Measuring through glass will not produce repeatable or accurate results. Unless the glass surface has very specific coatings, back reflections could be present and these would affect the radial measurements. Even if the glass surface does have proper coatings to prevent or minimize this, the glass has a different index of refraction than the air the beam is traveling through. Sometimes the intent is to measure a target that is in a vacuum chamber separated by a glass barrier. This only adds to additional error because the vacuum on the other side of the glass has different index of refraction than either the glass or the air.
This index of refraction change can result in an error in the radial distance measurement and will also result in the beam “bending” or no longer traveling a straight path from the tracker to the target. This bending of the of the beam will affect the angular measurements from the tracker. The nature of the bend will also change as the angle the beam enters the glass window changes resulting in a loss of both accuracy and repeatability. If the purpose was to measure into a vacuum chamber, the beam will bend again as it leaves the glass into the vacuum adding additional error.

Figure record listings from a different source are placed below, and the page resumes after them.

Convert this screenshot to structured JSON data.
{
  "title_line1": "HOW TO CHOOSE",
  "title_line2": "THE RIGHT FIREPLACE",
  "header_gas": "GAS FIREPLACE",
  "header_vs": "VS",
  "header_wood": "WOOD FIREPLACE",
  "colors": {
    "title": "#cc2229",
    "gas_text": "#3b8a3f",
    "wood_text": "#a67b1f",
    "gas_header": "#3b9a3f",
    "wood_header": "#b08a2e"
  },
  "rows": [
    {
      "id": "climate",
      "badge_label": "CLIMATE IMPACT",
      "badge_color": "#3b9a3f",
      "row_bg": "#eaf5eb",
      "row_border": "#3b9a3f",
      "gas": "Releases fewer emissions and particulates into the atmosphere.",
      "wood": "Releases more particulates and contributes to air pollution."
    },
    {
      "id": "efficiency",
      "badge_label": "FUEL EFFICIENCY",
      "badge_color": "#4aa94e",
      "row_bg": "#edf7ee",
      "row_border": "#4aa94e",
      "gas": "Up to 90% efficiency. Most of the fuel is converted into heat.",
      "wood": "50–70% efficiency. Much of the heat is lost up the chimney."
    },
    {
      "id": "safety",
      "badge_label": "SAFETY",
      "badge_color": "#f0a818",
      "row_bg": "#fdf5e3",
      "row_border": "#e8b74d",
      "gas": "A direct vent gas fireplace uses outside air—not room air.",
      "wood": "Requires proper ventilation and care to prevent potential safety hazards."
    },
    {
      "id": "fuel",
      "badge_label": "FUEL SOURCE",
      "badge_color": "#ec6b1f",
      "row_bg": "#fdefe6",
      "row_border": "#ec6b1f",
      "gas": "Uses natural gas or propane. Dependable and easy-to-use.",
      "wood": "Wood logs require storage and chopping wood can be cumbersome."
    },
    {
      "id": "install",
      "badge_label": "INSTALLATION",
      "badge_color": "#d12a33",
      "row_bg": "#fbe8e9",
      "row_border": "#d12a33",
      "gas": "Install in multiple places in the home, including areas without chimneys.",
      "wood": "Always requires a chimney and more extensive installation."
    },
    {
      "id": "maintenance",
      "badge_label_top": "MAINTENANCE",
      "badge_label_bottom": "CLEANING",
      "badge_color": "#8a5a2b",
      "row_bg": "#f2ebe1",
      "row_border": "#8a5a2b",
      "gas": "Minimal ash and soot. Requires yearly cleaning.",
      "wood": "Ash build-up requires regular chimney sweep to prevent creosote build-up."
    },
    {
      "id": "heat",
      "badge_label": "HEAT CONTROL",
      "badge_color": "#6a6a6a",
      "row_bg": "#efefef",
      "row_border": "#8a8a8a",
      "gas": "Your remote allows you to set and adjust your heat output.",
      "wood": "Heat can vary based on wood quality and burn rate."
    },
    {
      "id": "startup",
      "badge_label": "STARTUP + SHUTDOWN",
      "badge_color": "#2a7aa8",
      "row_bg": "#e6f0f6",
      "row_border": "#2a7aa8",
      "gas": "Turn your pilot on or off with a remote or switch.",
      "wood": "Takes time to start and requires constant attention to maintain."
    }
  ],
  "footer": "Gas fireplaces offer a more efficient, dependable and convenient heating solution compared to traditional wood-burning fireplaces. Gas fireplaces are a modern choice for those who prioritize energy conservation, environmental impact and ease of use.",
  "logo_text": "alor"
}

To illustrate how complicated shooting through glass is, FARO has designed a Windowed SMR for the FARO Tracker. This SMR does have a thin glass window that the beam shoots through. This window does has specific coatings and its position / orientation between the glass surface and the corner cube is fixed and does not change. The position between these two items is designed so that when the target type is set to 1.5” Windowed SMR (or 7/8" Windowed SMR), the tracker is able to measure its location accurately and repeatedly. If the window was removed from this SMR and/or the target type was set incorrectly, the measurements will no longer be accurate or repeatable.